For perioperative care risk prediction, various techniques in machine learning, neural networks, and fuzzy logic have been applied. For example, neural networks used to predict the hypnotic effect (as measured by BIS) of an induction bolus dose of propofol were found to exceed the average estimate of practicing anesthesiologists (Liu et al. 2019). Neural networks have also been used to predict the rate of recovery from neuromuscular blockade and hypotensive episodes post-induction or during spinal anesthesia, while other machine learning approaches have been tested to automatically classify pre-operative patient acuity (i.e., ASA status), define difficult laryngoscopy findings, identify respiratory depression during conscious sedation, and to assist in decision-making for the optimal method of anesthesia in pediatric surgery (Lin et al. 2002). Waveform data from arterial lines has been used to develop models that could predict hypotension before their occurrence on an arterial line waveform (Hatib et al. 2018). Others have used machine learning models to predict morbidity/mortality, sepsis, weaning from ventilation, or readmission.

Imaging guidance has also benefited from using convolutional neural network to identify key vessels e.g. femoral artery/vein during a femoral nerve block, vertebral level, lamina or epidural space during real-time (Hetherington et al. 2017). Pain management may improve with the use of machine learning to measure nociception levels based on photoplethysmograms and skin conductance waveforms or EEG (Hamunen et al. 2012; Pesteie et al. 2018).

Finally, even operating room logistics has benefitted from improved prediction of operation duration, bed usage, recovery throughput and length of recovery using a combination of information on staffing characteristics both anesthesia and surgical, and patient medical history (Gram et al. 2017). In these myriad of potential applications, anesthesiologists should continue to partner with data scientists and engineers to provide their valuable clinical insight into the development of artificial intelligence to ensure its clinical applicability, training data validity, generalizability, and that interpretations of that data are clinically meaningful.

Postoperative

In the postoperative setting, artificial intelligence and telehealth are playing increasingly important roles in disposition and reducing length of stay. Remote monitoring technologies and early warning systems, such as AlertWatch® (Tremper et al. 2018), are transforming postoperative care by reducing ICU admissions and alerting responding clinicians prior to patient decompensation. Postoperative monitors that combine artificial intelligence with plethysmographic and electrocardiographic signals have been developed for noninvasive respiratory and hemodynamic monitoring. Additionally, consumer health wearable devices are providing new sources of patient generated health data for post-discharge monitoring and rehabilitation programs.

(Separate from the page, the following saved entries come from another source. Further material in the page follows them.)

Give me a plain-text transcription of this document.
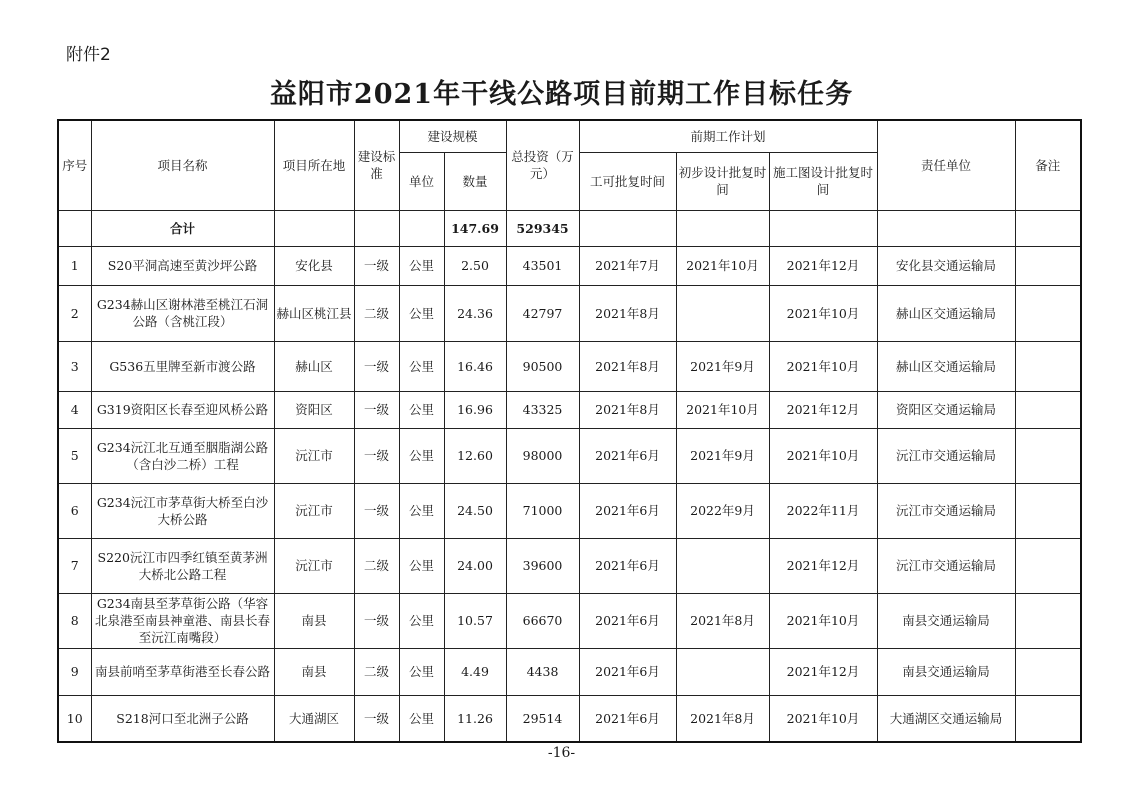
附件2
益阳市2021年干线公路项目前期工作目标任务
序号	项目名称	项目所在地	建设标准	建设规模		总投资（万元）	前期工作计划			责任单位	备注
				单位	数量		工可批复时间	初步设计批复时间	施工图设计批复时间		
	合计				147.69	529345					
1	S20平洞高速至黄沙坪公路	安化县	一级	公里	2.50	43501	2021年7月	2021年10月	2021年12月	安化县交通运输局	
2	G234赫山区谢林港至桃江石洞公路（含桃江段）	赫山区桃江县	二级	公里	24.36	42797	2021年8月		2021年10月	赫山区交通运输局	
3	G536五里牌至新市渡公路	赫山区	一级	公里	16.46	90500	2021年8月	2021年9月	2021年10月	赫山区交通运输局	
4	G319资阳区长春至迎风桥公路	资阳区	一级	公里	16.96	43325	2021年8月	2021年10月	2021年12月	资阳区交通运输局	
5	G234沅江北互通至胭脂湖公路（含白沙二桥）工程	沅江市	一级	公里	12.60	98000	2021年6月	2021年9月	2021年10月	沅江市交通运输局	
6	G234沅江市茅草街大桥至白沙大桥公路	沅江市	一级	公里	24.50	71000	2021年6月	2022年9月	2022年11月	沅江市交通运输局	
7	S220沅江市四季红镇至黄茅洲大桥北公路工程	沅江市	二级	公里	24.00	39600	2021年6月		2021年12月	沅江市交通运输局	
8	G234南县至茅草街公路（华容北泉港至南县神童港、南县长春至沅江南嘴段）	南县	一级	公里	10.57	66670	2021年6月	2021年8月	2021年10月	南县交通运输局	
9	南县前哨至茅草街港至长春公路	南县	二级	公里	4.49	4438	2021年6月		2021年12月	南县交通运输局	
10	S218河口至北洲子公路	大通湖区	一级	公里	11.26	29514	2021年6月	2021年8月	2021年10月	大通湖区交通运输局	
-16-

Future Directions of AI in Personalized Anesthesiology

As degrees of freedom in a dataset increase, machine learning and deep learning algorithms require larger training datasets to develop accurate models. This means that as our patient datasets become larger and more complex, we’ll need more patients to predict outcomes and to leverage all of the available big data and small data resources. Personalized anesthesiology that leverages both electronic health record data and patient-generated health data is on the horizon, but will require collaborative initiatives between academic medical centers to minimize biases and ensure generalizable models. Perioperative data consortiums, such as Multicenter Perioperative Outcomes Group (MPOG), will be critical to the integration of artificial intelligence into the perioperative ecosystem (Kheterpal 2011; Simpao et al. 2015).